The npy file contains an array with random values but is of the same length as e. I then take the outer product of dRdE with another array.

s = np.array(range(1,100))
dRdE = np.outer(s, dRdE)

And so dRdE is now 2D.

I want e to repeat the number of times of each element in dRdE . I could use dRdE before when it was 1D and of the same length as e using numpy repeat. The code I had before was:

earray = np.repeat(e, dRdE)

But since dRdE is no longer 1D I thought I might be able to use np.tile but I'm not sure exactly how to.

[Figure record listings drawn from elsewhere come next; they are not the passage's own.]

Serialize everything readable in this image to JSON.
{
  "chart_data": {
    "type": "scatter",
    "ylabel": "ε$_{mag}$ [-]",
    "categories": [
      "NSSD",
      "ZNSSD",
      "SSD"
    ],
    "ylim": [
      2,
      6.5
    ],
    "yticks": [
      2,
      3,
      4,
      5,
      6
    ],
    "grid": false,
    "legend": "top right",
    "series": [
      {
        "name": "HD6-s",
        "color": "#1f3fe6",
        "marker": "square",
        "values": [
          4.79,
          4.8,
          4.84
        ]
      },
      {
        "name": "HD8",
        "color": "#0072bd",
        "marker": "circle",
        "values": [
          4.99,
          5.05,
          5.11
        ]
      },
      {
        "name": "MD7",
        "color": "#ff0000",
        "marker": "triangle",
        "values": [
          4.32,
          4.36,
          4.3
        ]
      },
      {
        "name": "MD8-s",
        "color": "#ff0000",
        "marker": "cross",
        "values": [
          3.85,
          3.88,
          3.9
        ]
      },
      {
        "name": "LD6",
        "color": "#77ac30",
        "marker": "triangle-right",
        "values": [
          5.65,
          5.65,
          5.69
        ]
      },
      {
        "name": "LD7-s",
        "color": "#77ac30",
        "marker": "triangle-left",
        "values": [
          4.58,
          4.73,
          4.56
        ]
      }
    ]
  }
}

The context might help, so I have an energy varying between 3keV to 100keV and I have an array containing the number of events ( dRdE ) for each energy between that range. But now I want to introduce a third variable that is just some factor of dRdE between 1 to 100. So for example if:

dRdE= [1,2,1,2..],[2,4,2,4..],[3,6,3,6]

I want:

earray=([3,4,4,5,6,6,...],[3,3,4,4,4,4,5,5,6,6,6,6,...],[3,3,3,4...])

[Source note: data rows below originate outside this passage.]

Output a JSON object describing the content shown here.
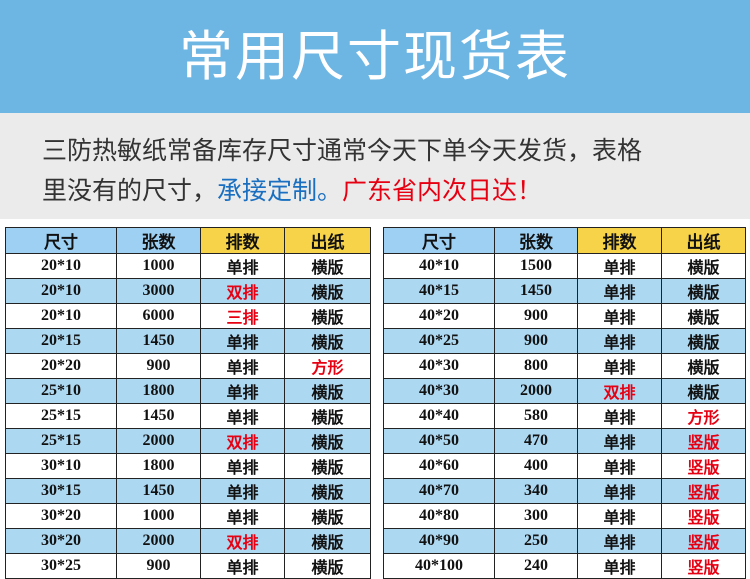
{
  "header": {
    "title": "常用尺寸现货表"
  },
  "intro": {
    "line1": "三防热敏纸常备库存尺寸通常今天下单今天发货，表格",
    "line2": [
      {
        "text": "里没有的尺寸，",
        "color": "#333333"
      },
      {
        "text": "承接定制。",
        "color": "#1a6fc0"
      },
      {
        "text": "广东省内次日达！",
        "color": "#e60012"
      }
    ]
  },
  "tables": [
    {
      "columns": [
        "尺寸",
        "张数",
        "排数",
        "出纸"
      ],
      "rows": [
        [
          "20*10",
          "1000",
          "单排",
          "横版"
        ],
        [
          "20*10",
          "3000",
          {
            "text": "双排",
            "color": "#e60012"
          },
          "横版"
        ],
        [
          "20*10",
          "6000",
          {
            "text": "三排",
            "color": "#e60012"
          },
          "横版"
        ],
        [
          "20*15",
          "1450",
          "单排",
          "横版"
        ],
        [
          "20*20",
          "900",
          "单排",
          {
            "text": "方形",
            "color": "#e60012"
          }
        ],
        [
          "25*10",
          "1800",
          "单排",
          "横版"
        ],
        [
          "25*15",
          "1450",
          "单排",
          "横版"
        ],
        [
          "25*15",
          "2000",
          {
            "text": "双排",
            "color": "#e60012"
          },
          "横版"
        ],
        [
          "30*10",
          "1800",
          "单排",
          "横版"
        ],
        [
          "30*15",
          "1450",
          "单排",
          "横版"
        ],
        [
          "30*20",
          "1000",
          "单排",
          "横版"
        ],
        [
          "30*20",
          "2000",
          {
            "text": "双排",
            "color": "#e60012"
          },
          "横版"
        ],
        [
          "30*25",
          "900",
          "单排",
          "横版"
        ]
      ]
    },
    {
      "columns": [
        "尺寸",
        "张数",
        "排数",
        "出纸"
      ],
      "rows": [
        [
          "40*10",
          "1500",
          "单排",
          "横版"
        ],
        [
          "40*15",
          "1450",
          "单排",
          "横版"
        ],
        [
          "40*20",
          "900",
          "单排",
          "横版"
        ],
        [
          "40*25",
          "900",
          "单排",
          "横版"
        ],
        [
          "40*30",
          "800",
          "单排",
          "横版"
        ],
        [
          "40*30",
          "2000",
          {
            "text": "双排",
            "color": "#e60012"
          },
          "横版"
        ],
        [
          "40*40",
          "580",
          "单排",
          {
            "text": "方形",
            "color": "#e60012"
          }
        ],
        [
          "40*50",
          "470",
          "单排",
          {
            "text": "竖版",
            "color": "#e60012"
          }
        ],
        [
          "40*60",
          "400",
          "单排",
          {
            "text": "竖版",
            "color": "#e60012"
          }
        ],
        [
          "40*70",
          "340",
          "单排",
          {
            "text": "竖版",
            "color": "#e60012"
          }
        ],
        [
          "40*80",
          "300",
          "单排",
          {
            "text": "竖版",
            "color": "#e60012"
          }
        ],
        [
          "40*90",
          "250",
          "单排",
          {
            "text": "竖版",
            "color": "#e60012"
          }
        ],
        [
          "40*100",
          "240",
          "单排",
          {
            "text": "竖版",
            "color": "#e60012"
          }
        ]
      ]
    }
  ]
}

Any help would be appreciated!

Answer 1

I asked about variable length sublists because that is a clear indicator that some sort of iteration is required. There aren't many numpy operations that produce a list or tuple of differing length arrays.

Looking into tile a bit more (it's not something I use everyday), I don't think it helps at all. Its reps are one value per dimension , not per element .

But lets explore repeat .

In [73]: vals=[[1,2,3,4],[11,12,13,14],[21,22,23,24]]
In [74]: reps=[[1,2,1,2],[2,3,2,4],[3,6,3,6]]
In [75]: valA=np.array(vals)
In [76]: repA=np.array(reps)

An iterative solution:

In [77]: [np.repeat(v,r) for v,r in zip(valA,repA)]
Out[77]: 
[array([1, 2, 2, 3, 4, 4]),
 array([11, 11, 12, 12, 12, 13, 13, 14, 14, 14, 14]),
 array([21, 21, 21, 22, 22, 22, 22, 22, 22, 23, 23, 23, 24, 24, 24, 24, 24,
       24])]

We could also apply repeat once

In [78]: np.repeat(valA.flat,repA.flat)
Out[78]: 
array([ 1,  2,  2,  3,  4,  4, 11, 11, 12, 12, 12, 13, 13, 14, 14, 14, 14,
       21, 21, 21, 22, 22, 22, 22, 22, 22, 23, 23, 23, 24, 24, 24, 24, 24,
       24])

Now if only we could split that array into 3 arrays, each 6,11,18 elements long.

In [79]: [len(np.repeat(v,r)) for v,r in zip(valA,repA)]
Out[79]: [6, 11, 18]

In [80]: np.split(np.repeat(valA.flat,repA.flat),[6,17])
Out[80]: 
[array([1, 2, 2, 3, 4, 4]),
 array([11, 11, 12, 12, 12, 13, 13, 14, 14, 14, 14]),
 array([21, 21, 21, 22, 22, 22, 22, 22, 22, 23, 23, 23, 24, 24, 24, 24, 24,
       24])]

I'm sure there's a faster way way of calculating [6,17] list.

But when I do a timeit I find that the list comprehension is faster (10x) than the split. It's even faster that the single repeat. Timings will vary with larger arrays, but getting around the list iteration does not look promising.